We adjusted for age, gender, education level, and insurance status—important variables to consider in health disparities research because of their confounding with ethnicity and race. That is, in some cases when health disparities have been reported to show more favorable outcomes for non-Hispanic whites, consideration of socioeconomic factors renders race-ethnicity effects nonsignificant (
28). Although we controlled for important covariates, other socioeconomic and psychosocial factors may have affected study participation (family responsibility and hours worked per week). Early dropout by African Americans may be affected by mistrust of professional mental health treatment (
29,
30) or a mistrust of research (
31). One study hypothesized that greater initial improvement contributed to African-American dropout (
32). Unless research is developed with a priori hypotheses regarding racial-ethnic dropout, the reason for the earlier dropout is likely to remain uncertain.

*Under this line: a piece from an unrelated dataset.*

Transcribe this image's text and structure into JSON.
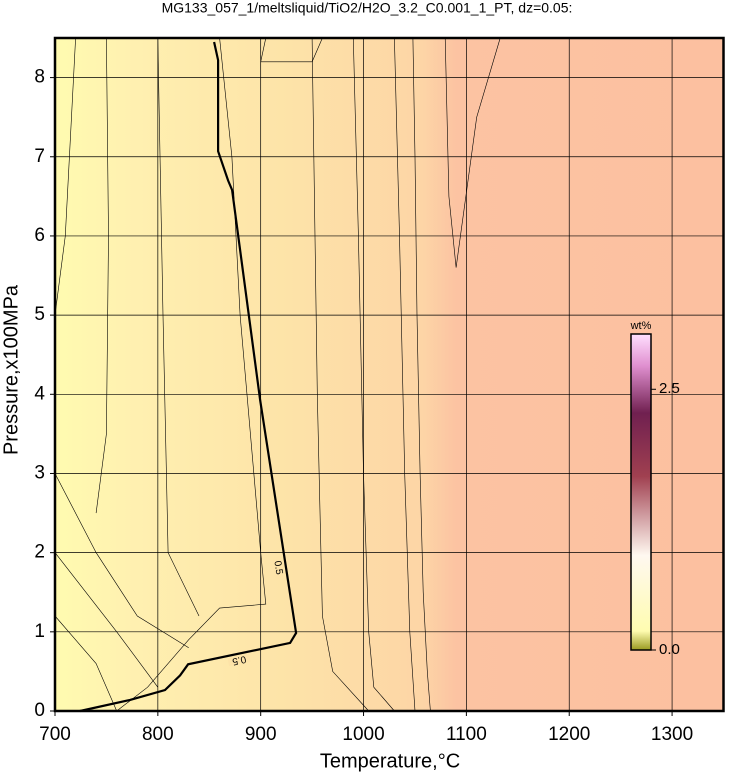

African Americans improved on measures of akathisia and parkinsonism but not in tardive dyskinesia during the follow-up period, with no interactions by medication. Prior findings have been inconsistent. Lawson and colleagues (
2) reported worse scores on akathisia and parkinsonism (but not tardive dyskinesia) for non-Hispanic whites but not for African Americans on haloperidol compared with placebo. For ziprasidone, significant increases in akathisia and parkinsonism occurred for African Americans but not for non-Hispanic whites (
2).
Baseline racial-ethnic differences were consistent with U.S. sociodemographic characteristics (education level, income, and insurance status were more favorable among non-Hispanic whites). Consistent with other studies, Hispanics had higher PANSS scores (
3) and were more likely to live with family (
33), and African Americans reported more hospitalizations (
34) and higher rates of drug dependence (
35,
36).
There were limitations to this study. These findings represent secondary analyses. Sites were confounded by ethnicity and race, and thus we were not able to adjust for site. However, typically if there are site differences, sites with more racial-ethnic diversity have greater resource limitations, and we did not find outcome disparities favoring non-Hispanic whites. We were not able to make group comparisons on the basis of Hispanics’ country of origin. We do not think our findings were compromised by the issue of multiple statistical comparisons. There were relatively few measures (typically three or four at most) within each of a relatively small number of distinct outcome domains. Comparisons between racial-ethnic groups or analyses stratified by medication were only done when either an overall main effect or interaction effect was significant. Because schizophrenia subtype was not collected in CATIE, we were unable to examine whether there were any race-ethnicity effects of subtype on outcomes. The two quality-of-life questions were not validated. Also, it is important to note that self-report of hospitalizations can be unreliable. Replication of the findings is necessary in ascertaining whether these medication effects are consistent across studies.
Conclusions
In treatment as usual, ethnicity and race disparities are often seen (
37,
38). There are disparities in the diagnosis of schizophrenia (
39,
40) in nonresearch settings and in use of antipsychotics to treat it (
41) that were not addressed by CATIE, which was a large-scale clinical trial. Research addressing the effects of race-ethnicity on access to mental health specialists, medication costs, treatment preferences, and adherence should be conducted as well. We did not find disparities per se for medication outcomes, and we saw rather unique patterns of outcomes. Perhaps CATIE offered a higher quality of care across racial-ethnic groups, thereby leveling those factors hypothesized to negatively affect quality of care for patients in racial-ethnic minority groups. Miranda and colleagues (
42) have noted that high-quality care can improve outcomes for African Americans and Hispanics as well as non-Hispanic whites.
Better prediction of treatment response and personalization of medicine could shorten time to recovery, decrease the number and intensity of adverse events, and improve overall outcomes for individuals with schizophrenia. In addition, more targeted treatment approaches can reduce health care costs.